Mesmo há dias intubada numa UTI de hospital, em decorrência da Concid-19, o falecimento da fotógrafa-jornalista e advogada Edna Nolasco, de 63 anos, nesta quinta-feira, dia 11/11, pegou toda a classe de surpresa, não somente pela profissional que era, mas também como pessoa humana, dócil e sensível com as questões sociais e sempre se posicionando contra as injustiças dos poderosos.

Um exemplo dessa sua característica como ser humano foi sua posição, em julho deste ano, em favor da família de ciganos que teve vários de seus membros mortos por uma ação intempestiva por parte da polícia militar em represália ao assassinato de dois soldados, no distrito de José Gonçalves. Ela contestou versões dadas pela corporação e criticou a violenta repressão.

Recebi a notícia com muito pesar porque era uma grande amiga que me acolheu quando aqui cheguei em 1991 para assumir a chefia da Sucursal “A Tarde” de Vitória da Conquista. Como dirigente por alguns anos do Sindicato dos Jornalistas da Bahia (Sinjorba), Edna esteve ao meu lado nos momentos mais difíceis, dando apoio ao meu trabalho de moralização e proteção da categoria quando esta era atingida.

Ao longo da minha atividade profissional em Conquista, inclusive em matérias investigativas de denúncias de irregularidades de autoridades, recordo que Edna, com seu conhecimento e contatos no meio jurídico, me passou informações valiosas que tornaram minhas matérias mais fundamentadas e calcadas em fatos verídicos.

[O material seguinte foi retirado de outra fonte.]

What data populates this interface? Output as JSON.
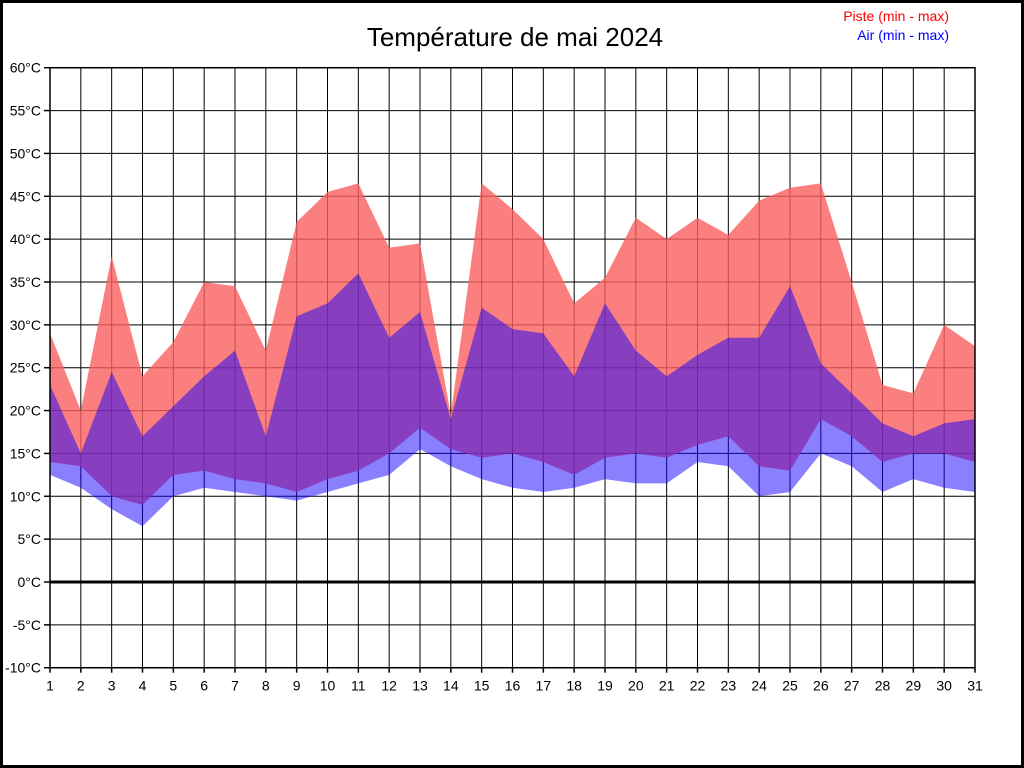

Como fotógrafa tinha uma enorme sensibilidade no manuseio da máquina, com aquele olhar clínico único dela atrás das lentes. Como ninguém, sabia extrair sentimento e alegria das pessoas por ela fotografadas. Da natureza, do campo, do cotidiano da vida urbana, das paisagens, construções e objetos, Edna sabia enxergar o invisível aos outros olhos, e sempre foi respeitada pela sua categoria profissional.

Teria muito mais para falar da nossa amiga zelosa com os colegas nesses tempos de pandemia, da qual foi vítima, mas tive a honra, como jornalista, de registrar sua última exposição sobre LGBT realizada da Casa dos Idosos. As fotos expressivas tinham o DNA da sua sensibilidade quando estava com sua máquina na mão e uma ideia na cabeça. Sabia captar e harmonizar a imagem com a luz no tempo certo.

Fica aqui a minha homenagem Edna, e tenho certeza que sempre estará em nossos corações e em nossas lembranças como uma pessoa que soube deixar sua marca nessa passagem transitória da vida. É a dor da finitude, da qual todos nós somos dela candidatos. O mais importante é que ela deixou um sentido e exemplo de ética, seriedade, honestidade e compromisso com a vida que todos nós devemos seguir. Você estará sempre em nossas lembranças como colega amada que nos conquistou com sua singular simplicidade e empatia com os outros.